Data from Crunchbase shows that Web3 VC funding dropped 82% year-to-year from $9.1 billion to $1.7 billion.
In the fourth quarter of 2020, there was $1.1 billion worth of VC funding. Despite the term Web3 being coined in 2014 by Ethereum co-founder Gavin Wood, there wasn’t a lot of reporting on the space until 2021.
When looking at Google Trends, there’s a clear spike in December of 2021, though interest had been building throughout 2021.

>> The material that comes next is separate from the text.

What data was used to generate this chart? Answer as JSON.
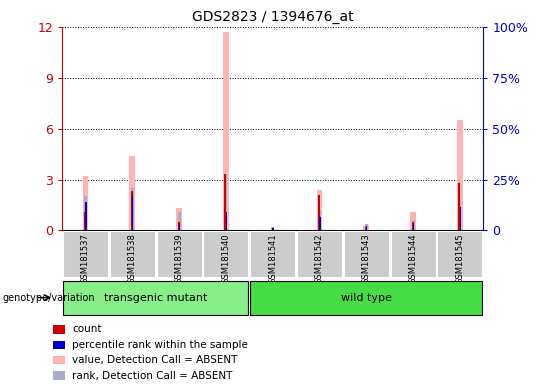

Deal flow also declined, and Crunchbase’s Chris Metinko wrote “only 333 deals were completed in the first quarter — down from 369 in the previous quarter and a sharp drop from the more than 500 announced in Q1 2022.” Just like the total funding number, this is the lowest number of deals announced since the fourth quarter of 2020.
Out of over 300 hundred deals, only two “hit the nine-figure mark.” Those were Blockstream in January, which received $125 million from Kingsway Capital, a London-based firm, and Fulgur Ventures.
Ledger, a crypto hardware maker, secured $108 million in a Series C round with investors from 10t, Morgan Creek Capital, Cathay Innovation, among others.
On the other hand, Galaxy Digital found in a recent report that crypto startups saw a 20% increase in VC deals last quarter. The jump was mostly driven by pre-seed activity, though it notes that more deals didn’t mean more capital.
Altogether, VC funding came in around $2.4 billion, which is the lowest amount since the fourth quarter of 2020.
However, “crypto and blockchain startups raised less than half the amount raised just two quarters ago,” Alex Thorn, head of firmware research at Galaxy, wrote in the report.
Overall, Galaxy’s findings line up with what Crunchbase found, which is that “venture funding is down in almost every sector.”
“Web3 no doubt has been more affected by the dip since in uncertain times investors seek out industries they know best — such as cybersecurity or SaaS, not the promise of the next iteration of the internet.” Metinko noted in the report.